This is another happy result of having ingredients left over after a weekend of cooking the glossy supplements.
Mark Hix’s monkfish cheeks, brown shrimps and creamed spinach was great. But it required just ‘a handful’ of spinach, and only half of the shrimps I’d purchased (at great expense). Inexplicably, I’d also bought too many monkfish cheeks – the one thing I could actually have bought the exact amount required.
Bags of spinach are among the food items that get wasted most in my house. They’ve a tendency to sit perfectly fresh for days, then, suddenly, a few leaves turn mulchy and smelly and chucking the lot prevails over picking out the good bits. It’s amazing, though, how little spinach you need to make a lot of pesto. Not just that, but how quick that pesto can be whizzed up. I’ll try and pre-empt the rotting from now on and extend the spinach life span.
Brown shrimps and pasta are always a good match. I cut the monkfish cheeks into little cubes and fried them for 30 seconds before adding the shrimps, turning off the heat and then adding the contents of the pan into cooked pasta along with the pesto.
It’s a super quick dish. You could totally do without the monkfish cheeks – though you could replace them with cubed scallops should you (again inexplicably) have a couple sitting idle in your fridge. If you’ve spinach for pesto but no fish, use pancetta for your salty protein.
Recipe below the pesto
Brown shrimp, monkfish cheek and spinach pesto
For 2
- 240g dry pasta
- 50g spinach
- 10g parsley (optional)
- 15g pine nuts, toasted
- 1/2 a clove garlic
- 15g parmesan, grated
- 60g olive oil
- Juice from 1/4 lemon
- Salt and pepper
- 50g brown shrimps
- 50-100g monkfish cheeks, cut into 1cm cubes
- Oil or butter
Make the pesto by whizzing all the dry pesto ingredients in a food processor. Add the oil and lemon juice as the blades are turning. Blitz for about 1 minute. Season to taste with salt and pepper.

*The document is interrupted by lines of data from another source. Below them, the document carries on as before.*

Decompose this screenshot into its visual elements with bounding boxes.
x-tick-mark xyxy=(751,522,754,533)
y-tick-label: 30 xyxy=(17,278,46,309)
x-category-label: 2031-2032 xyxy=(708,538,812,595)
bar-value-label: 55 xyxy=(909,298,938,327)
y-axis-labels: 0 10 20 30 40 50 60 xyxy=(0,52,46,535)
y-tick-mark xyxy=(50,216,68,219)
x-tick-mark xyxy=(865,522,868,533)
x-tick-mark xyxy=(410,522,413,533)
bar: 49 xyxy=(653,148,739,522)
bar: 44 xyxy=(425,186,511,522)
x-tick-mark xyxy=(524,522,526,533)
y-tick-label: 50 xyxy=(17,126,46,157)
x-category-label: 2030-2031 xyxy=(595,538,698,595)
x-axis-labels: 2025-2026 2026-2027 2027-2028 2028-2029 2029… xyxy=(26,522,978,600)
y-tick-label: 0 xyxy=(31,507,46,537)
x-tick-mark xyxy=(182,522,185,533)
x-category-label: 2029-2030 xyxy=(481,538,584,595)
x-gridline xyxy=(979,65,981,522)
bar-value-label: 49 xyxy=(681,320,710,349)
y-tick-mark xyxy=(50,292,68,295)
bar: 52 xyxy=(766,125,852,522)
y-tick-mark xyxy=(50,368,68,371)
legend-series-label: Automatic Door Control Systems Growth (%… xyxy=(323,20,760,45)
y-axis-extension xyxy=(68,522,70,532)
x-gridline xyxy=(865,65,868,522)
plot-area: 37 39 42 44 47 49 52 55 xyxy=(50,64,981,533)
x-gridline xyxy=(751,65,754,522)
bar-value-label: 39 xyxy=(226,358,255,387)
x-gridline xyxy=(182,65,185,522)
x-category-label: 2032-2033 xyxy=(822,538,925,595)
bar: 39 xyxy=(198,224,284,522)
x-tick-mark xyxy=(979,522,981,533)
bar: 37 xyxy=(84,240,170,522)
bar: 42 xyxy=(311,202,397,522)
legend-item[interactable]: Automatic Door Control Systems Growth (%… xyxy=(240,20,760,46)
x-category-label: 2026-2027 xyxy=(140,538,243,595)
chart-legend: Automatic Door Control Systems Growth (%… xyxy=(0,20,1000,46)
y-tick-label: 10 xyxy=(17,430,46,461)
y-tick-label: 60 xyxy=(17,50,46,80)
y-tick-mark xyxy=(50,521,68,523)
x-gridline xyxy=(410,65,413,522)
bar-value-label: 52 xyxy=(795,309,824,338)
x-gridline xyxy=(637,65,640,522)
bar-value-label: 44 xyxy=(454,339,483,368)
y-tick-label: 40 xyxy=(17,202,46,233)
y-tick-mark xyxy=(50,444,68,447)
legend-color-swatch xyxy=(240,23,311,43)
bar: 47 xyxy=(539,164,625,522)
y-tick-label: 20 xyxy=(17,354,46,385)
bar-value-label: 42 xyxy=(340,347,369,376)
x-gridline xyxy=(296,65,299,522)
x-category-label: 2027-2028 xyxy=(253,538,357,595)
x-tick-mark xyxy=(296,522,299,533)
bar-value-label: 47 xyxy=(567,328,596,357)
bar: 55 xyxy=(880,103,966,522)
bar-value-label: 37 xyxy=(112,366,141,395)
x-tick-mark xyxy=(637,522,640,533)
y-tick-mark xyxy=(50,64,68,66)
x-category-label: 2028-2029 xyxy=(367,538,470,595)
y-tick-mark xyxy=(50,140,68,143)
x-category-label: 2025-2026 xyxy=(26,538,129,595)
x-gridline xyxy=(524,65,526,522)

You could, of course, multiply the ingredients and make loads of pesto – it will keep for 3 days in a sealed container.
With 5 minutes remaining for your pasta, put a small frying pan or saucepan on a medium flame. Add a dash of oil or small knob of butter. After 30 seconds, add the monkfish cheek. Cook for 30 seconds. Add the shrimps and turn the heat off. Let this rest for a minute or two.
Drain the pasta and then return the pasta to the saucepan. Pour in half of the monkfish cheeks and shrimp and any juices in the pan. Add the pesto. Stir well and serve. Garnish with the remaining shrimps and monkfish, maybe a drizzle of peppery extra virgin olive oil and a squeeze of lemon.